🌍 BimbinganIslam.com
👤 Ustadz Fauzan ST, MA
📗 Matan Abu Syuja
📝 Ahmad bin Al-Husain bin Ahmad Al-Asfahāniy (Imam Abū Syujā’)
بسم اللّه الرحمن الرحيم
السلام عليكم ورحمة اللّه وبركاته
الحمد لله والصلاة والسلام على رسول الله وبعد
Para sahabat Bimbingan Islām yang diberkahi oleh Allāh Subhānahu wa Ta’āla.
Kita lanjutkan pada halaqah yang terakhir dalam permasalahan zakāt sebagaimana disebutkan oleh penulis rahimahullāh.

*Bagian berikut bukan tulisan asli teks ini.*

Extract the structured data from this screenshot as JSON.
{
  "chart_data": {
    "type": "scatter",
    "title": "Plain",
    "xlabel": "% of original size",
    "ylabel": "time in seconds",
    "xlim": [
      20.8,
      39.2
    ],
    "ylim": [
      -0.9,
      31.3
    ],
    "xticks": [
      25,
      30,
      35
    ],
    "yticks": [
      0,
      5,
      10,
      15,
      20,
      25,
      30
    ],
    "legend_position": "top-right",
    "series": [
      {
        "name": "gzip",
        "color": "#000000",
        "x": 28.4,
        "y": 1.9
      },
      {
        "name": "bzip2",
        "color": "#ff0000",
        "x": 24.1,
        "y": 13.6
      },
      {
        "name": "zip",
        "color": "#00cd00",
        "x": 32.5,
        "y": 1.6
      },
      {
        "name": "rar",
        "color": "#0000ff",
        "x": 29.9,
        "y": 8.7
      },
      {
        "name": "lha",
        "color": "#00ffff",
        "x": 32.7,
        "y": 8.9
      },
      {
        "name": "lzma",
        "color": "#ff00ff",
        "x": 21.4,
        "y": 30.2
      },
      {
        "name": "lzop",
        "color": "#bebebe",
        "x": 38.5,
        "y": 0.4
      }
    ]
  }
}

Berkata penulis rahimahullāh:
((وخمسة لا يجوز دفعها إليهم: الغني بمال أو كسب والعبد وبنو هاشم وبنو المطلب والكافر زمن تلزم المزكي نفقته لا يدفعها إليهم باسم الفقراء والمساكين.))
Ada 5 (lima) kelompok yang tidak boleh diberikan zakāt, (yaitu): Orang kaya baik dia punya harta yang cukup atau dia bisa bekerja, budak, Banū Hāsyim dan Banū Al Muthālib, orang-orang kāfir, orang-orang yang wajib dinafkahi oleh muzakī, maka tidak boleh diberikan kepada mereka dengan nama (dianggap sebagai) faqīr dan miskin.
Pembahasan tentang orang-orang yang tidak boleh mendapatkan atau diberikan zakāt kepada mereka.
Kata beliau:
Ada 5 (lima) kelompok yang tidak boleh diberikan zakāt.
Yaitu:
⑴ Orang kaya baik dia punya harta yang cukup atau dia bisa bekerja (الغني بمال أو كسب).
Hal ini berdasarkan hadīts Nabi shallallāhu ‘alayhi wa sallam yang diriwayatkan oleh Ashabus Sunnan dengan sanad yang hasan.
لا تحلُّ الصدقة لغنيٍّ، ولا لذي مِرَّةٍ سَوِيٍّ
“Tidak diperbolehkan atau tidak halal shadaqah zakāt bagi orang-orang kaya dan juga dia memiliki kekuatan (sehat dan kuat).”
Maksudnya orang yang mampu untuk menghasilkan (bekerja) maka tidak boleh diberikan kepada mereka.
⑵ Budak (العبد)
Budak yang dia menghamba kepada syaidnya (tuannya) merupakan kewajiban bagi tuannya untuk memberikan nafkah kepada budak tersebut, maka tidak boleh diberikan zakāt kepada budak.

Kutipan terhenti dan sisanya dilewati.